We’ve all experienced the bitter taste of getting something that fell short of what we paid for. Like any consumer, investors are just as susceptible to such disappointment. How to prevent this is one of the many discussions currently underway in asset management circles, in the guise of active share. But is this really an optimal way of establishing that fund buyers receive what they wanted or thought they were sold?
The measure of active share has been around for a while, but the significant attention it receives from regulators, consumer groups, and the media is a relatively recent development. Increased take-up of passive funds in Europe has resulted in the proliferation of a raft of much cheaper products, in turn leading fund buyers to question the value for money of active management. In its most basic form, active share determines what proportion of a given active fund’s allocation deviates from that of its benchmark. It is a crude tool; a manager may well decide to temporarily sail close to the benchmark if that represents the best conditions for short-term success, but as active share measures allocations at a specific point in time there is no way of separating the truly active wheat from the closet-tracking chaff.
It also takes little account of the size of individual positions. A portfolio consisting of a few large bets may well have a lower active share than one made up of many small bets. Furthermore, the pressure to avoid low active share could mean that active managers are forced to take on additional risk just when they don’t want to, resulting in poorer returns. I could go on – as with most statistical measures, multiple issues arise when it comes to applying it.
Regardless of the drawbacks, can active share achieve its objective? That is, do fund buyers get what they pay for? Let’s take the analogy of a cake. The cake in question is advertised as containing 100 grams of flour and 70 grams of sugar, and is mixed by hand (we may need to chuck in a few eggs for good measure, too). Do consumers care if, actually, the cake contains 90 grams of flour and 75 grams of sugar and the baker used a whisk? Not really. They care about the taste – that is why they bought it. It is the outcome that counts much more than the constituent ingredients. The same is true of funds – from the investor’s point of view, outcomes trump inputs. If a fund has an active share of just 30% but beats its index by a significant margin, this is still better than a fund with a 90% active share that underperforms.
Some of you may respond to this by saying that, unlike a precision-baked cake, there is no recipe for guaranteed results in asset management. You can measure out the ingredients but can’t quantify what they will become, and therein lies the benefit of analysing active share. You may also say that buyers shouldn’t be charged extra when there is no real chance of outperformance. Both of these statements are fair, and I’m not seeking to excuse active managers that track an index so closely as to leave no opportunity to outperform. However, to me, active share doesn’t seem to hit the value-for-money target at which it is aimed. It simply focuses on how the cake is made – even if it ends up tasting unpleasant.

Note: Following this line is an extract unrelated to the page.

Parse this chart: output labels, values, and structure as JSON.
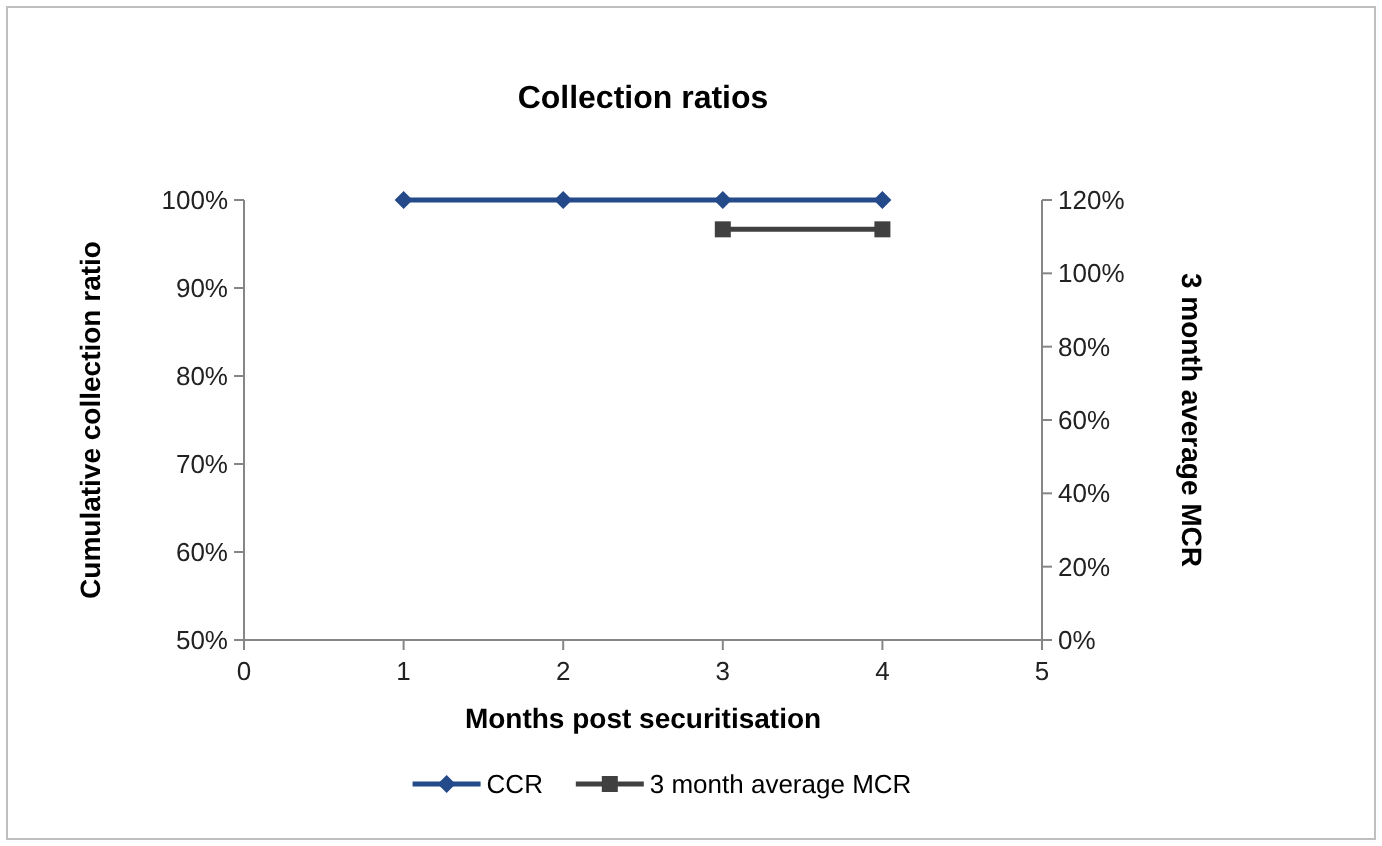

The solution to this debate may prove unpopular with all parties. Just as the taste of a cake can only be known once you get around to eating it, the value of a fund can only be seen in its results. Consequently, the only true way to align price and returns is to charge a fee based on those returns – a performance fee. That way, those managers whose funds end up more of a saggy soufflé than glorious gateau – whether through benchmark hugging, a lack of skill, or incorrect positioning – get paid a much lower amount. The ingredients and the baking method are taken out of the equation. It would cost you more to get a cherry on that cake, but at least you’ll be paying less if your selected product is playing it safe.